First, the brain learns music through several sensory modalities. We thus have a visual, aural and tactile memory for piano music.
Different pianists may rely more on one or the other, yet we rely mostly on tactile or kinesthetic memory, also called “muscle memory.” At the end of the day, muscle memory is what we need most since playing the piano is a performative act, yet it’s also notoriously unreliable.
This is one of the reasons I insist on proper ear training. The more the fingers are informed by a developed ear, the less we need to rely solely on one form of memory, and the more secure we feel.
Visual memory should be of the score itself rather than of the fingers and piano keys. Can you close your eyes and see the notes in your mind’s eye? Similarly, can you play your music with your eyes closed?
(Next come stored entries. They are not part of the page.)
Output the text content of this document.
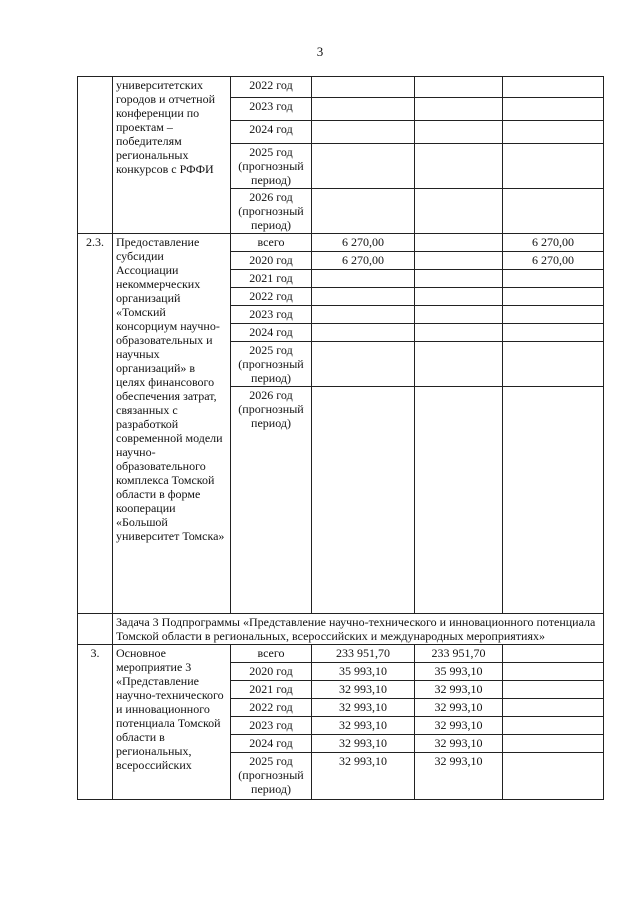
3
	университетских городов и отчетной конференции по проектам – победителям региональных конкурсов с РФФИ	2022 год			
		2023 год			
		2024 год			
		2025 год (прогнозный период)			
		2026 год (прогнозный период)			
2.3.	Предоставление субсидии Ассоциации некоммерческих организаций «Томский консорциум научно-образовательных и научных организаций» в целях финансового обеспечения затрат, связанных с разработкой современной модели научно-образовательного комплекса Томской области в форме кооперации «Большой университет Томска»	всего	6 270,00		6 270,00
		2020 год	6 270,00		6 270,00
		2021 год			
		2022 год			
		2023 год			
		2024 год			
		2025 год (прогнозный период)			
		2026 год (прогнозный период)			
	Задача 3 Подпрограммы «Представление научно-технического и инновационного потенциала Томской области в региональных, всероссийских и международных мероприятиях»				
3.	Основное мероприятие 3 «Представление научно-технического и инновационного потенциала Томской области в региональных, всероссийских	всего	233 951,70	233 951,70	
		2020 год	35 993,10	35 993,10	
		2021 год	32 993,10	32 993,10	
		2022 год	32 993,10	32 993,10	
		2023 год	32 993,10	32 993,10	
		2024 год	32 993,10	32 993,10	
		2025 год (прогнозный период)	32 993,10	32 993,10	
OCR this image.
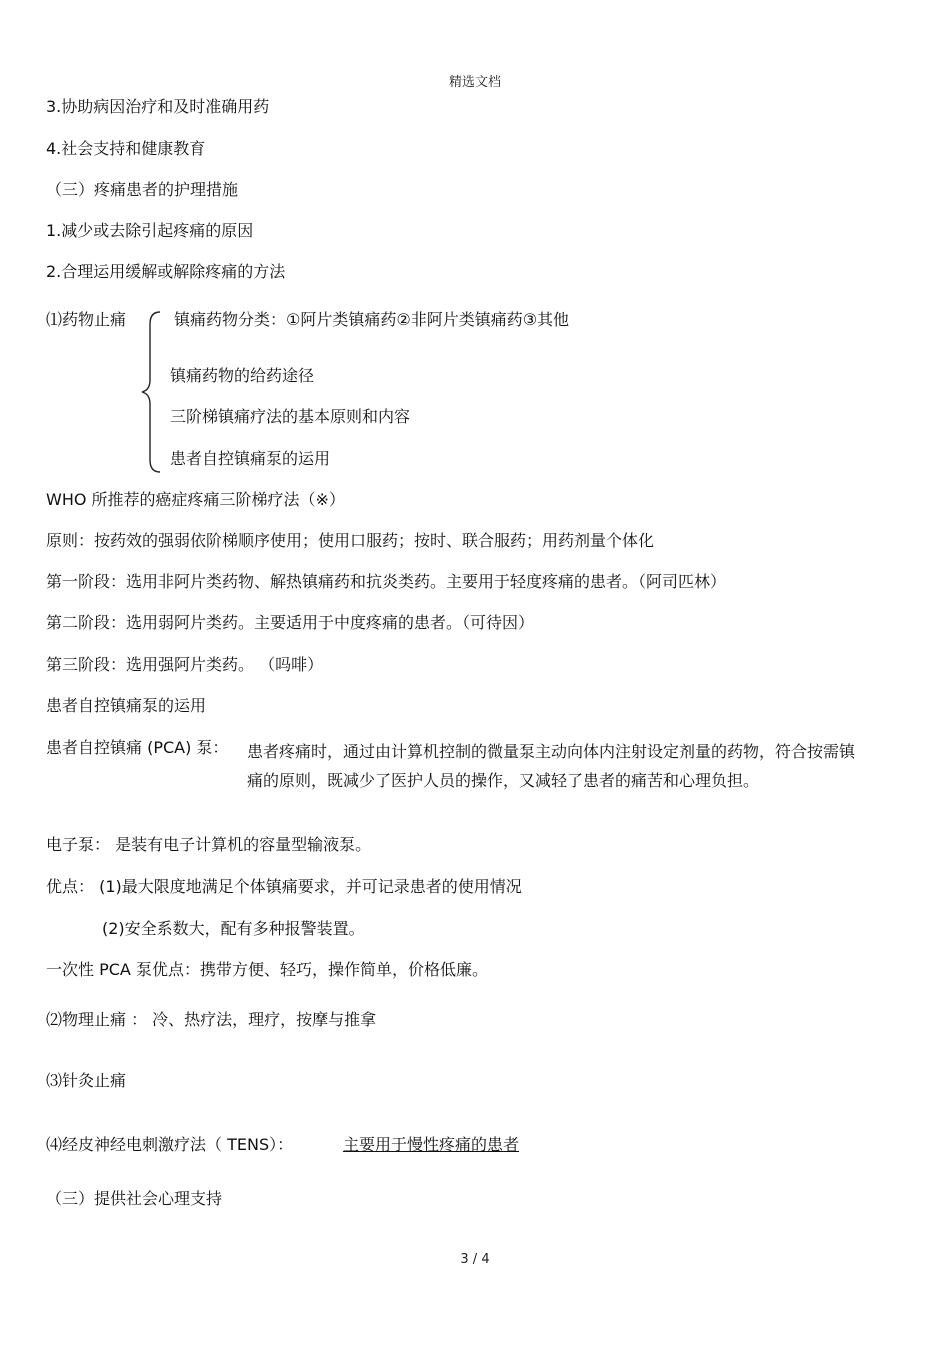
精选文档
3.协助病因治疗和及时准确用药
4.社会支持和健康教育
（三）疼痛患者的护理措施
1.减少或去除引起疼痛的原因
2.合理运用缓解或解除疼痛的方法
⑴药物止痛	镇痛药物分类：①阿片类镇痛药②非阿片类镇痛药③其他
镇痛药物的给药途径
三阶梯镇痛疗法的基本原则和内容
患者自控镇痛泵的运用
WHO 所推荐的癌症疼痛三阶梯疗法（※）
原则：按药效的强弱依阶梯顺序使用；使用口服药；按时、联合服药；用药剂量个体化
第一阶段：选用非阿片类药物、解热镇痛药和抗炎类药。主要用于轻度疼痛的患者。（阿司匹林）
第二阶段：选用弱阿片类药。主要适用于中度疼痛的患者。（可待因）
第三阶段：选用强阿片类药。 （吗啡）
患者自控镇痛泵的运用
患者自控镇痛 (PCA) 泵： 患者疼痛时，通过由计算机控制的微量泵主动向体内注射设定剂量的药物，符合按需镇痛的原则，既减少了医护人员的操作，又减轻了患者的痛苦和心理负担。
电子泵： 是装有电子计算机的容量型输液泵。
优点： (1)最大限度地满足个体镇痛要求，并可记录患者的使用情况
(2)安全系数大，配有多种报警装置。
一次性 PCA 泵优点：携带方便、轻巧，操作简单，价格低廉。
⑵物理止痛 ： 冷、热疗法，理疗，按摩与推拿
⑶针灸止痛
⑷经皮神经电刺激疗法（ TENS）：	主要用于慢性疼痛的患者
（三）提供社会心理支持
3 / 4
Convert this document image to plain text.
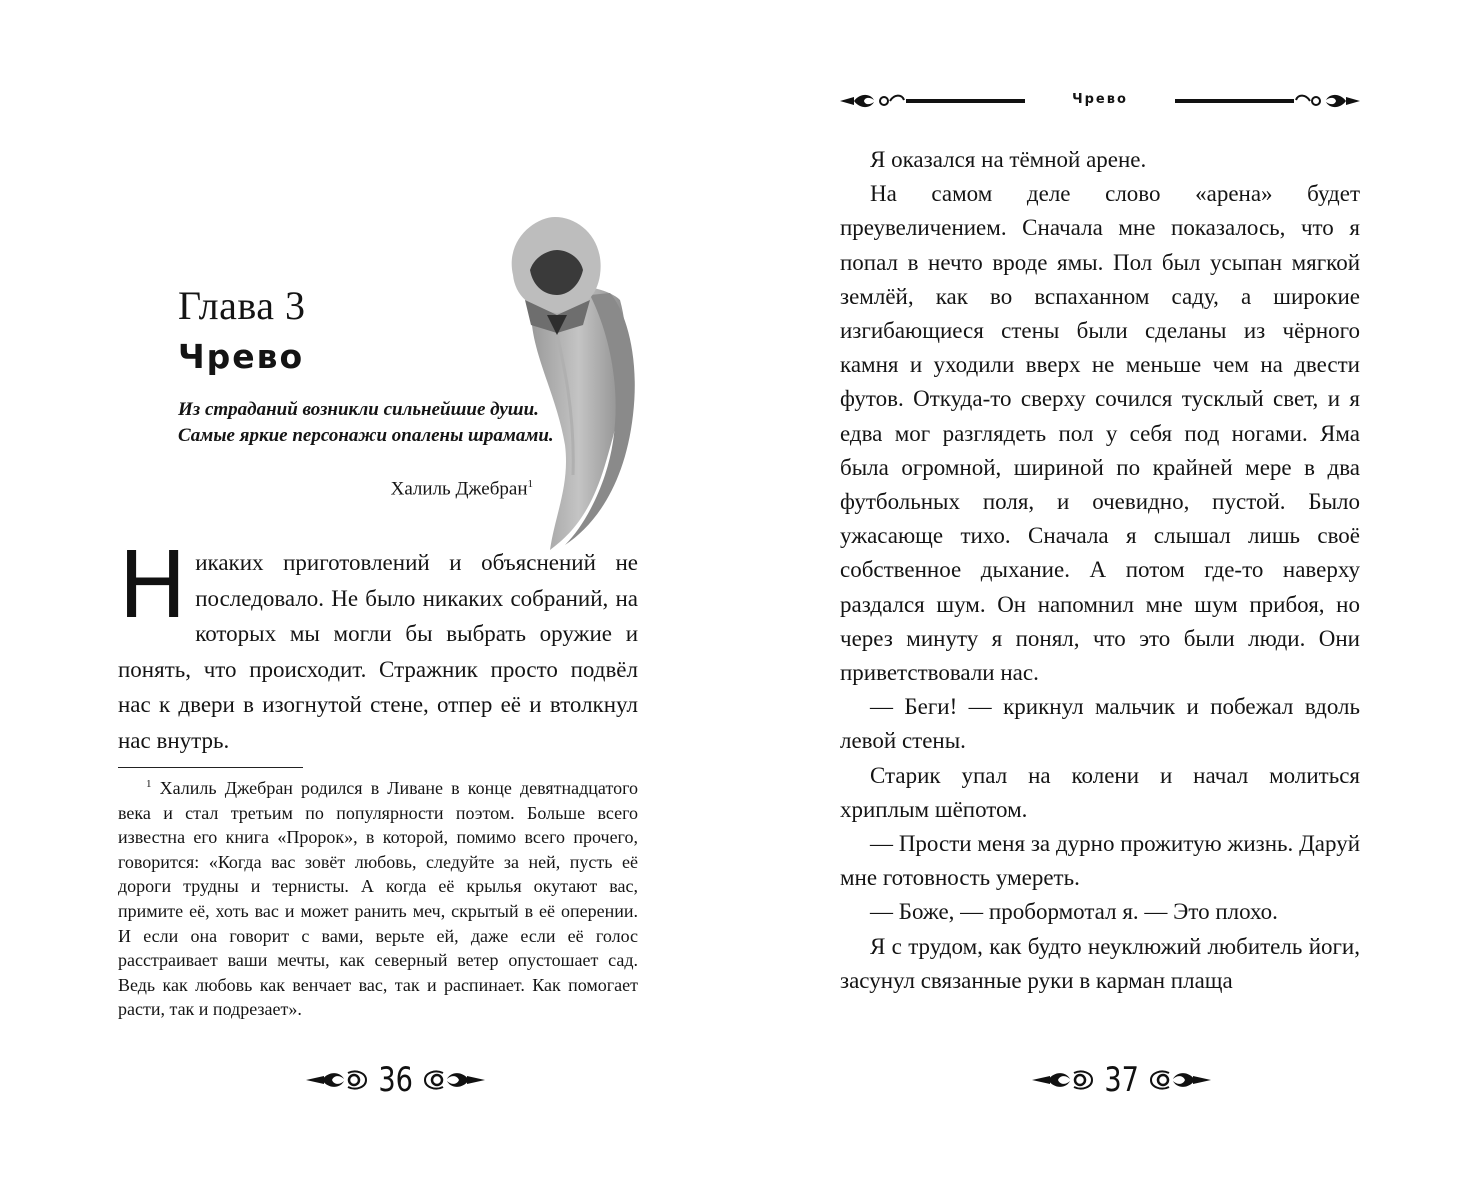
Глава 3
Чрево
Из страданий возникли сильнейшие души. Самые яркие персонажи опалены шрамами.
Халиль Джебран$^1$
Н икаких приготовлений и объяснений не последовало. Не было никаких собраний, на которых мы могли бы выбрать оружие и понять, что происходит. Стражник просто подвёл нас к двери в изогнутой стене, отпер её и втолкнул нас внутрь.

$^1$ Халиль Джебран родился в Ливане в конце девятнадцатого века и стал третьим по популярности поэтом. Больше всего известна его книга «Пророк», в которой, помимо всего прочего, говорится: «Когда вас зовёт любовь, следуйте за ней, пусть её дороги трудны и тернисты. А когда её крылья окутают вас, примите её, хоть вас и может ранить меч, скрытый в её оперении. И если она говорит с вами, верьте ей, даже если её голос расстраивает ваши мечты, как северный ветер опустошает сад. Ведь как любовь как венчает вас, так и распинает. Как помогает расти, так и подрезает».

36
Чрево

Я оказался на тёмной арене.

На самом деле слово «арена» будет преувеличением. Сначала мне показалось, что я попал в нечто вроде ямы. Пол был усыпан мягкой землёй, как во вспаханном саду, а широкие изгибающиеся стены были сделаны из чёрного камня и уходили вверх не меньше чем на двести футов. Откуда-то сверху сочился тусклый свет, и я едва мог разглядеть пол у себя под ногами. Яма была огромной, шириной по крайней мере в два футбольных поля, и очевидно, пустой. Было ужасающе тихо. Сначала я слышал лишь своё собственное дыхание. А потом где-то наверху раздался шум. Он напомнил мне шум прибоя, но через минуту я понял, что это были люди. Они приветствовали нас.

— Беги! — крикнул мальчик и побежал вдоль левой стены.

Старик упал на колени и начал молиться хриплым шёпотом.

— Прости меня за дурно прожитую жизнь. Даруй мне готовность умереть.

— Боже, — пробормотал я. — Это плохо.

Я с трудом, как будто неуклюжий любитель йоги, засунул связанные руки в карман плаща

37
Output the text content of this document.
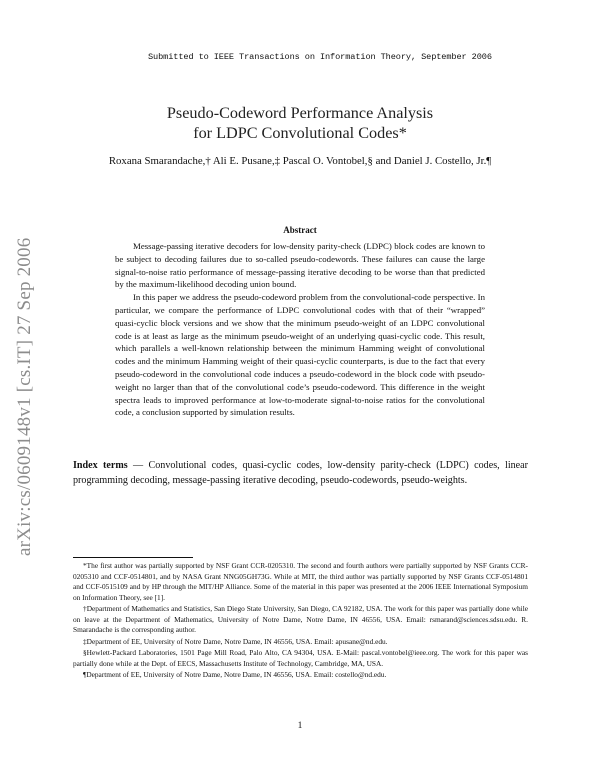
Submitted to IEEE Transactions on Information Theory, September 2006
arXiv:cs/0609148v1 [cs.IT] 27 Sep 2006
Pseudo-Codeword Performance Analysis
for LDPC Convolutional Codes*
Roxana Smarandache,† Ali E. Pusane,‡ Pascal O. Vontobel,§ and Daniel J. Costello, Jr.¶
Abstract

Message-passing iterative decoders for low-density parity-check (LDPC) block codes are known to be subject to decoding failures due to so-called pseudo-codewords. These failures can cause the large signal-to-noise ratio performance of message-passing iterative decoding to be worse than that predicted by the maximum-likelihood decoding union bound.

In this paper we address the pseudo-codeword problem from the convolutional-code perspective. In particular, we compare the performance of LDPC convolutional codes with that of their “wrapped” quasi-cyclic block versions and we show that the minimum pseudo-weight of an LDPC convolutional code is at least as large as the minimum pseudo-weight of an underlying quasi-cyclic code. This result, which parallels a well-known relationship between the minimum Hamming weight of convolutional codes and the minimum Hamming weight of their quasi-cyclic counterparts, is due to the fact that every pseudo-codeword in the convolutional code induces a pseudo-codeword in the block code with pseudo-weight no larger than that of the convolutional code’s pseudo-codeword. This difference in the weight spectra leads to improved performance at low-to-moderate signal-to-noise ratios for the convolutional code, a conclusion supported by simulation results.

Index terms — Convolutional codes, quasi-cyclic codes, low-density parity-check (LDPC) codes, linear programming decoding, message-passing iterative decoding, pseudo-codewords, pseudo-weights.

*The first author was partially supported by NSF Grant CCR-0205310. The second and fourth authors were partially supported by NSF Grants CCR-0205310 and CCF-0514801, and by NASA Grant NNG05GH73G. While at MIT, the third author was partially supported by NSF Grants CCF-0514801 and CCF-0515109 and by HP through the MIT/HP Alliance. Some of the material in this paper was presented at the 2006 IEEE International Symposium on Information Theory, see [1].

†Department of Mathematics and Statistics, San Diego State University, San Diego, CA 92182, USA. The work for this paper was partially done while on leave at the Department of Mathematics, University of Notre Dame, Notre Dame, IN 46556, USA. Email: rsmarand@sciences.sdsu.edu. R. Smarandache is the corresponding author.

‡Department of EE, University of Notre Dame, Notre Dame, IN 46556, USA. Email: apusane@nd.edu.

§Hewlett-Packard Laboratories, 1501 Page Mill Road, Palo Alto, CA 94304, USA. E-Mail: pascal.vontobel@ieee.org. The work for this paper was partially done while at the Dept. of EECS, Massachusetts Institute of Technology, Cambridge, MA, USA.

¶Department of EE, University of Notre Dame, Notre Dame, IN 46556, USA. Email: costello@nd.edu.

1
Even in terms of purely kinesthetic memory, we can gain much greater security if we practice properly as well. The most important ways to practice are slooowly, and hands separately.
The final type of memory is not sensory-based, but rather theoretical. This is analytical memory, which is where your knowledge of music theory comes into play. It’s also the basis of Walter Gieseking’s and his teacher Karl Leimer’s excellent approach to learning music, which involves memorizing it completely before you ever play a note!